Mi-stage, Salomé est partie — sache que tu me manques ☹️. Cintia l’a remplacée, elle aussi étudiante en journalisme à Paris Nanterre, mais on fait nos reportages chacun de notre côté.
Je me suis donc retrouvé à aller aux vernissages et à écrire les articles seul.

pendant le rédation de l’article du livre « Graphisme en France n°32 – Livre(s) »
Écrire n’est pas ce qui me passionne le plus. Pour ma première note d’étonnement, j’ai d’ailleurs beaucoup joué avec les outils que WordPress m’offrait ;
-mises en page – les giffs – dynamisme de lalecture.
Pour compenser, ou peut-être pour orienter l’expérience du lecteur vers quelque chose qui m’amuse plus. Sans vraiment m’en rendre compte, je faisais déjà un choix éditorial.
Ce stage m’a mis face à l’écriture, que ça me plaise ou non. Et c’est justement dans ce milieu que j’ai commencé à réaliser que ce qu’on écrit et ce qu’on choisit de ne pas écrire n’est jamais vraiment neutre.
La règle non-écrite
Pour chaque repportage faut écrire un article et Alexia m’a expliqué quelque chose de simple : même un événement qui ne t’emballe pas, à toujours un angle d’attaque. Il suffit juste de le trouver.
Mais il y a aussi une règle non-écrite qu’elle ma précisé : si vraiment un événement ne mérite pas un article positif, il vaut mieux ne rien écrire du tout. La réputation du média est en jeu. Le journalisme culturel ne fonctionne pas comme le journalisme d’enquête ou politique, il repose sur l’accès :
les invitations,
les accréditations,
les voyages de presse.
Critiquer franco une institution, c’est risquer de se couper d’elle, et de perdre cet accès. Ce n’est pas de la censure, mais une réalité du métier qui influence ce qui est mis en avant ou non.
Un milieu qui se regarde entre soi

Stories de Great pendant les vernissages de presse
D’une exposition à l’autre ;
– Fluctuart
– les Arts Déco
– le Quai Branly
– le Grand Palais
– le musée Guimet
– La Piscine de Roubaix.
J’ai remarqué qu’on croise souvent les mêmes personnes. Les mêmes journalistes, les mêmes attachés de presse, les mêmes figures du milieu. Rencontrer Fabrice Bousteau, rédacteur en chef de Beaux Arts Magazine, lors d’un vernissage de presse pour Leandro Erlich au Grand Palais, m’a marqué :
c’est quelqu’un qui fait ça depuis des décennies, qui connaît tout le monde dans le milieu. Ce n’est pas négatif ça crée des échanges riches, une vraie connaissance du secteur.
En y réfléchissant, c’est assez logique : si tu écris positivement sur une institution, tu seras rappelé pour les prochaines expositions. Ceux qui ont été trop critiques, eux, ne reçoivent plus les invitations. C’est peut-être pour ça qu’on finit par croiser toujours les mêmes têtes.
Et ça m’amène à me poser une question :
est-ce qu’on peut vraiment être critique quand tout le monde se connaît ?

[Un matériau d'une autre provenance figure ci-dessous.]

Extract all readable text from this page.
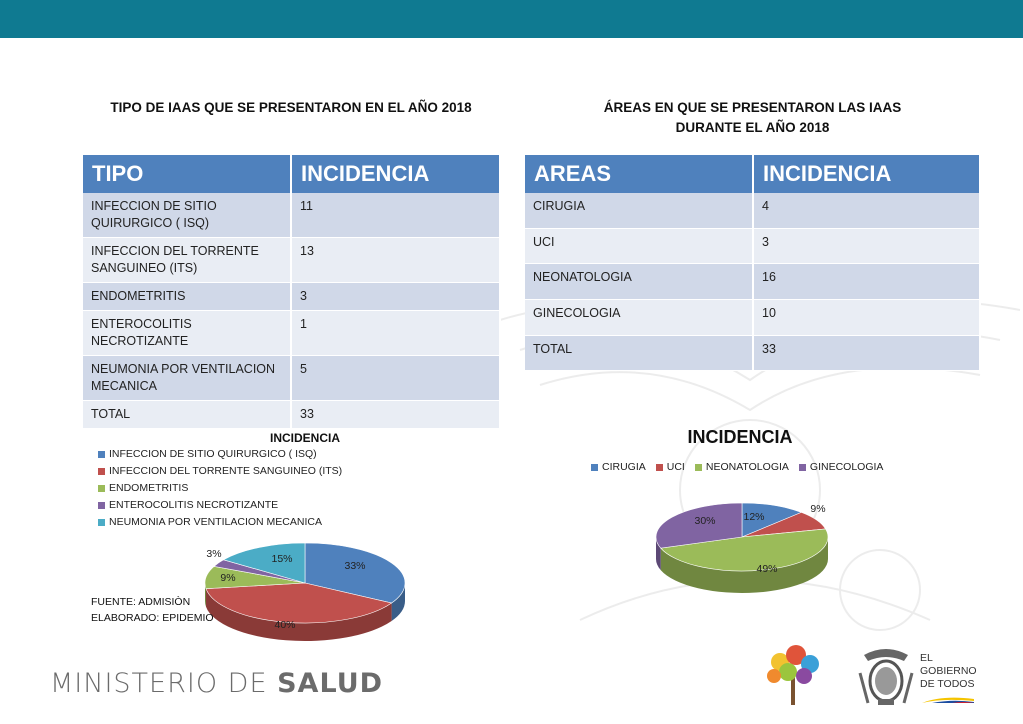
TIPO DE IAAS QUE SE PRESENTARON EN EL AÑO 2018	ÁREAS EN QUE SE PRESENTARON LAS IAAS
DURANTE EL AÑO 2018
TIPO	INCIDENCIA
INFECCION DE SITIO QUIRURGICO ( ISQ)	11
INFECCION DEL TORRENTE SANGUINEO (ITS)	13
ENDOMETRITIS	3
ENTEROCOLITIS NECROTIZANTE	1
NEUMONIA POR VENTILACION MECANICA	5
TOTAL	33
AREAS	INCIDENCIA
CIRUGIA	4
UCI	3
NEONATOLOGIA	16
GINECOLOGIA	10
TOTAL	33
INCIDENCIA
INFECCION DE SITIO QUIRURGICO ( ISQ)
INFECCION DEL TORRENTE SANGUINEO (ITS)
ENDOMETRITIS
ENTEROCOLITIS NECROTIZANTE
NEUMONIA POR VENTILACION MECANICA
33%
40%
9%
3%	15%
FUENTE: ADMISIÒN
ELABORADO: EPIDEMIO
INCIDENCIA
CIRUGIA UCI NEONATOLOGIA GINECOLOGIA
12%
9%
49%
30%
MINISTERIO DE SALUD
EL
GOBIERNO
DE TODOS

La précision contre le générique
Alexia m’a mis en garde contre ChatGPT pas pour des raisons morales, mais parce que c’est trop générique, pas assez précis. Sur le moment j’ai trouvé ça anecdotique, mais en y repensant c’est peut-être le conseil le plus important qu’elle m’ait donné. Ce qui fait la valeur d’un article culturel c’est exactement ce que l’outil rate : le mot juste, la sensation restituée, une vrai émotion sincère.

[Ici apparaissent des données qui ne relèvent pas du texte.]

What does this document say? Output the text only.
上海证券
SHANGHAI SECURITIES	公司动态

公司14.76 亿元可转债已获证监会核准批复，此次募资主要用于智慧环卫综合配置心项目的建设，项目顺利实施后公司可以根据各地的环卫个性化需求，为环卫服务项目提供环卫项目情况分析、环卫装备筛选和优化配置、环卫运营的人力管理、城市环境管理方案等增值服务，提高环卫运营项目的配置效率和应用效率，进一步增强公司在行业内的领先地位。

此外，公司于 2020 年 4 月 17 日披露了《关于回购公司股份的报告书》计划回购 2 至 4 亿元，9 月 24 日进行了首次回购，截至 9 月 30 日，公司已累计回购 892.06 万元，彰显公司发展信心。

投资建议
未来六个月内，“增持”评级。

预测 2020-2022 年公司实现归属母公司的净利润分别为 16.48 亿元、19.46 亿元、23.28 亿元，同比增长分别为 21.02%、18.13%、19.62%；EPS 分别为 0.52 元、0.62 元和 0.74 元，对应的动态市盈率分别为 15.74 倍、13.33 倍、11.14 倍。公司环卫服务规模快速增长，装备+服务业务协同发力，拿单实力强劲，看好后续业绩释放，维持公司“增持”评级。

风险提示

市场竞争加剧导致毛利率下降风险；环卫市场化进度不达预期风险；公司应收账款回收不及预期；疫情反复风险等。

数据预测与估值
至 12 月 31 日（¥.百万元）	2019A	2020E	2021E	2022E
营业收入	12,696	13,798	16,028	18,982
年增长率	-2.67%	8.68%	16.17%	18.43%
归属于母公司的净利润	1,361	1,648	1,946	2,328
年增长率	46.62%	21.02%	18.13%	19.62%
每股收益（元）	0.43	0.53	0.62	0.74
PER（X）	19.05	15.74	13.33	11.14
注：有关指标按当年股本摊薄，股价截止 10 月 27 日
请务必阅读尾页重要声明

Et puis il y a une question plus simple : si personne ne le lit, à quoi ça sert ?
Un article qui donne envie d’être lu, c’est aussi ce qui fait vivre le média. Et c’est ce qui fait la différence entre un vrai article et un simple communiqué de presse réécrit.

Je me suis amusée à prendre en photo les journalistes pendant les événements.
Sans les médias, les expositions existent-elles vraiment ?
Ce qui réunit ces institutions culturelle, Malgré leurs univers différents, toutes partagent un même besoin : être vues et racontées.
Une exposition peut être remarquable, mais sans articles, publications ou relais médiatiques, elle risque de passer à la trape.
C’est peut-être ça la vraie fonction des médias culturels : pas juste parler de la culture, mais lui permettre d’exister aux yeux du public.